For more than a year Penn State University strove to do what its president called "the right thing" -- settling with the sexual abuse victims of former assistant football coach Jerry Sandusky without dragging them through a trial.
On Monday, after long months of intense negotiations involving numerous lawyers in several states, the university announced that it had met a milestone by agreeing to pay nearly $60 million to 26 men.
"We hope this is another step forward in the healing process for those hurt by Mr. Sandusky, and another step forward for Penn State," university president Rodney Erickson said in a statement. "We cannot undo what has been done, but we can and must do everything possible to learn from this and ensure it never happens again at Penn State."
Attorneys for the claimants described relief and satisfaction on the part of their clients but noted that Sandusky's abuse left scars that will not easily be eradicated.
"By taking this action and making Penn State effectively step up, they in some ways regained their power," said Jeff Anderson, a lawyer in St. Paul, Minn. who represents two claimants. "For them it was a mixed conclusion. They recovered some of their power but also the wounds they have are so wide and deep, the work that is yet to be done in recovery is going to be long, hard and rocky."
At least some of the payments have started coming, according to Philadelphia attorney Tom Kline, who represented the man known as Victim 5 in the criminal case against Sandusky.
"I cashed one of the checks," Mr. Kline said. "The checks are written on the Penn State checkbook, literally."
Sandusky was convicted in June 2012 of charges related to sexually abusing 10 young men and sentenced to 30 to 60 years in prison.
Although his victims and purported victims were spared a trial, they nonetheless relived painful moments during the settlement process.
Lawyer Michael K. Rozen of Feinberg Rozen LLP, the firm hired by the school to handle negotiations, met personally with claimants represented by multiple firms.
"In some instances we had him meet our clients himself and had him ask whatever questions he wanted to ask them," said Philadelphia attorney Matt Casey, whose firm, Ross Feller Casey LLP, had seven claimants, including Sandusky's adopted son and Victim 2, the boy that Sandusky was charged with assaulting in the Penn State locker room shower.
Several of Mr. Casey's clients came face to face with Mr. Rozen in a conference room on the firm's 34th floor, with its sweeping view of Philadelphia.
Mr. Casey said he wanted the person on the other end of the negotiations to "see for himself the pain that in many cases was written on the faces of the person, the young man, sitting across the table from him. It was our job to show Penn State who these young men were and what they had gone through, what it's wrought in their lives."
Mr. Casey and Mr. Rozen described the meetings as intense.
"While he was very sympathetic ... they knew he was not there to help them. That wasn't his role, that wasn't his job. He was representing Penn State. He had questions for them. It was both emotional and really impressive to see these men explain in very personal terms what had happened to them, to someone who was their adversary in the case."

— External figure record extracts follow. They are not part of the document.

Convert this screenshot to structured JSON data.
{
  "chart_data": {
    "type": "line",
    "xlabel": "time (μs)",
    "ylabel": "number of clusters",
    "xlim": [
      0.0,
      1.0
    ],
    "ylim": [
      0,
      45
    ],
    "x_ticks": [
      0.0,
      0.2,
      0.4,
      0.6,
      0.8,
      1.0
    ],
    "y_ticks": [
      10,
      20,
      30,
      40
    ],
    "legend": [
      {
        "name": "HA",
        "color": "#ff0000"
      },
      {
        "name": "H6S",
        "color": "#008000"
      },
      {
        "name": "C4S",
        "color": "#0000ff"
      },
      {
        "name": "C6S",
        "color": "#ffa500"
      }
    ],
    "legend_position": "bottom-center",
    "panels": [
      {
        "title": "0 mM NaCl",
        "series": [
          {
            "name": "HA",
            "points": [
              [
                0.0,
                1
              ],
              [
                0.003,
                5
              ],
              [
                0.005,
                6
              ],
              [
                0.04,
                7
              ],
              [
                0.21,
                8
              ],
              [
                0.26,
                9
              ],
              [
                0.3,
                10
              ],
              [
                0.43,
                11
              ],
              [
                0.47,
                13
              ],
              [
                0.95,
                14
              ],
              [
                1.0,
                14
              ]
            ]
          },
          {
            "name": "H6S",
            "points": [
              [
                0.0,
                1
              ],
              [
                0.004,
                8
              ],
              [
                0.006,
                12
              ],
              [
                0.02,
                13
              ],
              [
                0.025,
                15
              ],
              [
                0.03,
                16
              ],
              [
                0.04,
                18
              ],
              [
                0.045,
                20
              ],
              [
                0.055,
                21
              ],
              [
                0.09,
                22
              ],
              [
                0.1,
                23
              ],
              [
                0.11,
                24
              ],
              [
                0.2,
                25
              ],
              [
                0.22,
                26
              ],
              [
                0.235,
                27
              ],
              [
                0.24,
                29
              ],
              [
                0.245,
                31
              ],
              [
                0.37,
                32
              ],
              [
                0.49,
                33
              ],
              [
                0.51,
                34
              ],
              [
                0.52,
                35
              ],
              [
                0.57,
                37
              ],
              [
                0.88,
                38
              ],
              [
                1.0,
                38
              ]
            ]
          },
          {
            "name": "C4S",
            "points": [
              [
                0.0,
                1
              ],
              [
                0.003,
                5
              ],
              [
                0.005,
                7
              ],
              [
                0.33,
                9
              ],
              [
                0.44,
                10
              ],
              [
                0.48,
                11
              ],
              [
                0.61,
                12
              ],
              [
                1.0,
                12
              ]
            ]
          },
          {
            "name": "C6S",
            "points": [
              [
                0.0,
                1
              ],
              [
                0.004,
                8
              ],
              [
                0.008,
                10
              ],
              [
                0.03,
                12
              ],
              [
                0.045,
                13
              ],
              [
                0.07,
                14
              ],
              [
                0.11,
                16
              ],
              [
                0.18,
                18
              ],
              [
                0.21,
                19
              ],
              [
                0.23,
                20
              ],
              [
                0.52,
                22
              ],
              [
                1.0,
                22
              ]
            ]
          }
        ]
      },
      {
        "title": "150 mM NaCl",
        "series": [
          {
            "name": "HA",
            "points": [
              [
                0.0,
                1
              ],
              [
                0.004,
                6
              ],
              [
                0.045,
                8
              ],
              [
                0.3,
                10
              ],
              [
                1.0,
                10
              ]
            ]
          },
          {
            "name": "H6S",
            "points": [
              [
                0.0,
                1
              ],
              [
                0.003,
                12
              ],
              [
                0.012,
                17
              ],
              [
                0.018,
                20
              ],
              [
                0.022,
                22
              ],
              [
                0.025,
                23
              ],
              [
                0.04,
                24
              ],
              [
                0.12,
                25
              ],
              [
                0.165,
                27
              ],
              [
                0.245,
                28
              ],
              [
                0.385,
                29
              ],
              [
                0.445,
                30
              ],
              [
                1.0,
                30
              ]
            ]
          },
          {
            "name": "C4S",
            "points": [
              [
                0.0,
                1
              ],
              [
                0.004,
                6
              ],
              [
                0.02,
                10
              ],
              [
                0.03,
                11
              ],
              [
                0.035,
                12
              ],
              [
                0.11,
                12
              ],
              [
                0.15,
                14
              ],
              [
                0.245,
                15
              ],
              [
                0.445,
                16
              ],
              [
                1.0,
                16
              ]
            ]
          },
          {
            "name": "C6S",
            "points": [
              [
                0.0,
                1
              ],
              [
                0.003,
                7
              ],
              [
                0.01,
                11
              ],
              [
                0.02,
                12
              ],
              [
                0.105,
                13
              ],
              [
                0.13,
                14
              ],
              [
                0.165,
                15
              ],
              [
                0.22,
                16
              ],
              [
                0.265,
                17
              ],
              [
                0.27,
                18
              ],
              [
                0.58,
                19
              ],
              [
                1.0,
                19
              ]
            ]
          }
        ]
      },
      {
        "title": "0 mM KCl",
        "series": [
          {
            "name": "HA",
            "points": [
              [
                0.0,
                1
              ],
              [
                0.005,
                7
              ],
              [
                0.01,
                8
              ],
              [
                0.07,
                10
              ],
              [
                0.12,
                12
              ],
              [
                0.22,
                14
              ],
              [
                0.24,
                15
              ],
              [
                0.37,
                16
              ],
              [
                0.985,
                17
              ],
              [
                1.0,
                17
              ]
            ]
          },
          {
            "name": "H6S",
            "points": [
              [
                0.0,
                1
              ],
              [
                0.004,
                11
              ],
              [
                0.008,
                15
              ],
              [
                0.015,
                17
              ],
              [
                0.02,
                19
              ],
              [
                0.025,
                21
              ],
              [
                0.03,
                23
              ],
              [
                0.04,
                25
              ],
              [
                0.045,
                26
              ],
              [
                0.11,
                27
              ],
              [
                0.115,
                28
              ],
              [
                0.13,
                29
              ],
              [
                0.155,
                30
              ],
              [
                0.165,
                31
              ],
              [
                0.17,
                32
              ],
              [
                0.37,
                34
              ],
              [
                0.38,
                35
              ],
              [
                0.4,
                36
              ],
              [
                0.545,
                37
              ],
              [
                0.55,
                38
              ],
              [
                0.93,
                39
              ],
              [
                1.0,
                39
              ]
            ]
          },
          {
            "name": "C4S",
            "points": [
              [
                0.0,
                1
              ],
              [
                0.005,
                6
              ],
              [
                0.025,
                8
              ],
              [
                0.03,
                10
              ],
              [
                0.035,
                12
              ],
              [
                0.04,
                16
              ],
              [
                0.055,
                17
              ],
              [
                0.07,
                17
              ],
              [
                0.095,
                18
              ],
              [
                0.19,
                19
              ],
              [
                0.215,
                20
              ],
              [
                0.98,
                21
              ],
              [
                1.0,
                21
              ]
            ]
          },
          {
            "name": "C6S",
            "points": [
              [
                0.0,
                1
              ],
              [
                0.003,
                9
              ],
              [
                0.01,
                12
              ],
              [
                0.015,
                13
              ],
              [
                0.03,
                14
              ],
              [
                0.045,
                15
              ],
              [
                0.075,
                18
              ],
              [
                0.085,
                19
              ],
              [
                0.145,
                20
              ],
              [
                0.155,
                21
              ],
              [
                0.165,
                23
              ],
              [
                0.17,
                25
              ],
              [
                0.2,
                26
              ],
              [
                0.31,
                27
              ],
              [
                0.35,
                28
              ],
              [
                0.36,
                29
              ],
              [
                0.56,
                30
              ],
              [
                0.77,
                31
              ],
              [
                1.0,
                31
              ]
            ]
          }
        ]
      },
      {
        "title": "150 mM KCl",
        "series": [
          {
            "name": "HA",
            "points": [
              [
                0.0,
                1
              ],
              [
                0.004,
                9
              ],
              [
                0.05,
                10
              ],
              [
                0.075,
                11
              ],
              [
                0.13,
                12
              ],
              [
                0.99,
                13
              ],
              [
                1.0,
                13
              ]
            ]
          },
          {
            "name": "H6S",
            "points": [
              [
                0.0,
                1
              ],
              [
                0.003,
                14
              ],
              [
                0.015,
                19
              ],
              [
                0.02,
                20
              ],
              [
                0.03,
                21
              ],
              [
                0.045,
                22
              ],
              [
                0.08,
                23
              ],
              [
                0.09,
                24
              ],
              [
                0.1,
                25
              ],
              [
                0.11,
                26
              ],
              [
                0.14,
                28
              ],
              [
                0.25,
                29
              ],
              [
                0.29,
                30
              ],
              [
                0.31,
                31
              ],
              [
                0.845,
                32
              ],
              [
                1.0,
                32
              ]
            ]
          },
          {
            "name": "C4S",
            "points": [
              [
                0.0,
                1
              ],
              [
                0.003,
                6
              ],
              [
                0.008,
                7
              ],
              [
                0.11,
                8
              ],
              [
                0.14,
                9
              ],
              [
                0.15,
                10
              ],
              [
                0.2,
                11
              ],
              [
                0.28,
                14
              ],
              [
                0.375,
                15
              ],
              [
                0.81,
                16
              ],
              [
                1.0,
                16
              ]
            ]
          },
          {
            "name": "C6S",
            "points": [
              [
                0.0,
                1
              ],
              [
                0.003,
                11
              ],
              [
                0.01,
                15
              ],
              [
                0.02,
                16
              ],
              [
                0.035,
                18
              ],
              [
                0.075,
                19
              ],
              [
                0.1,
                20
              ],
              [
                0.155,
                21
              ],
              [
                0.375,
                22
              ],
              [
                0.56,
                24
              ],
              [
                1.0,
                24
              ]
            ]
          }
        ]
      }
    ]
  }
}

Mr. Rozen was sober in his description of the meetings with claimants.
"I have a great deal of sympathy for the victims, as anybody would. And in some instances it really helped us try to evaluate things and it helped them, I hope, in being able to talk through things in what may be a cathartic kind of way, to whatever small extent that may be."
The overarching framework of the settlement was hardly a secret. For months information had leaked out in piecemeal fashion, primarily from defense attorneys, that revealed the maximum amount Penn State was authorized to spend, how many men had filed claims, and the fact that some individual settlements had been resolved.
But it wasn't until all the moving parts in a very complex legal machine were finally in alignment that Penn State confirmed the agreements it had reached -- and those it hadn't.
Although 26 people will get $59.7 million -- with three of those claims still being finalized -- another six claims were up in the air.
About half were rejected as being without merit, according to Mr. Rozen. The rest are under discussion.
Some of the rejected claims were not reliable because the purported victim presented a different "fact pattern."
"Sandusky tended to do things in a similar way to all his victims," Mr. Rozen said.
As news of the settlements broke, Penn State let its attorneys do all the talking beyond what its new release said.
David La Torre, a university spokesman, declined to address a detailed list of questions about the settlement agreements, which have confidentiality clauses built in to shield the dollar figure of the individual settlements.
Also built into the settlements are agreements for the claimants not to sue anyone else.
Penn State said the settlements will not be funded by student tuition, taxpayer funds or donations. The school will seek to be compensated through insurance policies and by pursuing its own claims against, for instance, Sandusky's Second Mile charity.
"They're not going to make 100 percent recovery," Mr. Rozen said of Penn State.